En lisant un inédit inachevé de Julien Gracq

Publié le par Jean-Pierre Biondi

Tel est le pouvoir d' un grand écrivain qu' il vous force à rallumer le feu de votre propre imaginaire. Les 500 pages manuscrites de "Les terres du couchant" (éd. José Corti, 2014) ont demandé à Gracq trois ans de travail, de 1953 à 1956, avant d' aboutir aux archives de la Bibliothèque nationale, en harmonie avec "Au château d' Argol" ou " Le rivage des Syrtes". Ce rebond des imaginations renvoie dès lors à une situation que vous pouviez croire abandonnée : le moment où la poésie -oui, la poésie- rend indissociables réalité et fiction. J' ai eu, d' un coup, envie de saisir ma plume. Voici ce qu' il en est remonté :

".Nous partions par une route départementale bordée d' eucalyptus dont l' écorce se détachait du tronc par plaques grisâtres et lisses, traversions au soleil du matin des villages où la terrasse de l' unique café débordait sur la chaussée, et les monuments aux morts se voyaient parfois souillés. Nous stoppions devant une étroite demeure de laquelle sortait aussitôt une femme non peignée. Nous la suivions à pied jusqu' à la cahute dont elle seule détenait la clé.. Elle nous ouvrait le "bain", un large et lourd réservoir de marbre brut où se déversait en ronchonnant une eau naturelle brûlante

La femme partie, nous y entrions ensemble très progressivement,, nos corps vite cramoisis, mais le coeur assez solide pour ne pas courir de risque. Nous restions un long moment,, tête bêche, transportés en un lointain univers par les rêveries qu' engendrait la morsure du liquide bouillant.
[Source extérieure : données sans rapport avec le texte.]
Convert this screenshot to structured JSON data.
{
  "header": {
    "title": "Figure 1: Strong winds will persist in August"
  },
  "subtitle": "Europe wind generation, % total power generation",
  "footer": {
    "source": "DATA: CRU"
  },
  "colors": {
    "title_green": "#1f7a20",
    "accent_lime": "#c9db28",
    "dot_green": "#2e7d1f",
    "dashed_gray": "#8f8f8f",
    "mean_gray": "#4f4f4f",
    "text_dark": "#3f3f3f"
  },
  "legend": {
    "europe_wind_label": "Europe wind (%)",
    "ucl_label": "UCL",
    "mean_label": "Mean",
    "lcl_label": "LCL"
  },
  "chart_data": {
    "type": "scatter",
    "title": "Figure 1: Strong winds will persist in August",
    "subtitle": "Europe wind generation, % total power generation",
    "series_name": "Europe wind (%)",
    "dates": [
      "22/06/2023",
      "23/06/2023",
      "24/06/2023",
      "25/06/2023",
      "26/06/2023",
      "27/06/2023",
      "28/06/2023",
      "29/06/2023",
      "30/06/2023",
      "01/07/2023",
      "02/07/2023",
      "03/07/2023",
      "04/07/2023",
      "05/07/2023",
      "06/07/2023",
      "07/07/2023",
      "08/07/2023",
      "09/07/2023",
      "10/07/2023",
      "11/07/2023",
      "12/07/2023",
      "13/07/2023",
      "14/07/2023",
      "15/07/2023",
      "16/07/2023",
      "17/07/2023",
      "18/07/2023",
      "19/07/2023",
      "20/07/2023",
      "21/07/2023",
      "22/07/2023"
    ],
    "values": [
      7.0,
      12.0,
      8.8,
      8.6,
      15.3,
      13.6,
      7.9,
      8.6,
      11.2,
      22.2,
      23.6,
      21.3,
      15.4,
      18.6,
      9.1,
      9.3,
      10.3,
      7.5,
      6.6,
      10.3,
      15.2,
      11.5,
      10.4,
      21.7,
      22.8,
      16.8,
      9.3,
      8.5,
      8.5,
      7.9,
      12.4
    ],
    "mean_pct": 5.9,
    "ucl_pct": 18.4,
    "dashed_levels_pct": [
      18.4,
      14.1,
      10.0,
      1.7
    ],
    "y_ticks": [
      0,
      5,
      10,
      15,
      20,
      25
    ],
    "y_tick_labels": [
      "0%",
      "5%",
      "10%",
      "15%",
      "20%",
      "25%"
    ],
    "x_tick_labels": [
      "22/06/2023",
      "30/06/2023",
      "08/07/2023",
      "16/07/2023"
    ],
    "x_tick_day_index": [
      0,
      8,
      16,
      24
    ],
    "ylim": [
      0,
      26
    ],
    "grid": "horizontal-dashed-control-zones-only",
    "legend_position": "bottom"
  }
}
Nous émergions enfin des vapeurs de ces thermes rudimentaires et revenions par le bord de mer, un chemin longeant des calanques endormies puis une succession de golfes brefs, festonnés par un tissu serré de palmes et de chênes verts. A la jumelle, nous y repérions le mystère d' une construction isolée et, ayant découvert derrière des rochers la sente caillouteuse qui y menait, pilions net devant le panneau : " Propriété privée. Chien méchant"

Mais c' est un homme qui surgissait, fusil à l' épaule, en veste de chasse vert olive et pantalon usagé de parachutiste. Il fallait le convaincre, dans l' idiome local, que nous devions forcément être apparentés, avant qu' il accepte de lever la barrière métallique. Il nous précédait dans une salle méticuleusement propre, puis ouvrait un garde-manger. Du jambon cru, trois tomates juteuses, des blocs concassés de fromage plus dur qu' une pierre, quelques pêches de vigne, un carafon de vin de pays. Aucune question, comme si nous nous connaissions de toujours.

Nous supputions qu' il avait beaucoup guerroyé et qu' un garde-chasse n' avait pas intérêt à trop s' approcher de sa retraite. L' ombre s' avançait, venant de sommets plus hauts que les châtaigneraies.Lui s' était mis soudain à raconter d' une voix sourde, à réveiller intarissablement un continent où l' on était libre de tirer à vue, de violer une jeune indigène, de pêcher à la grenade,, de mettre le feu à tout un village sans que personne ne vienne vous chercher noise, ou vous raser avec des inepties sur le droit de faire. Nous ne disions rien, on ne le distinguait bientôt plus. Il parlait pour lui, dans la ténèbre.

Nous rentrions tard, accompagnés par les pointillés d' étoiles de l' été. Nos phares arrosaient juste des bas-côtés d'où se levaient les perdreaux aveuglés. " C' était,, disions-nous, une belle errance...".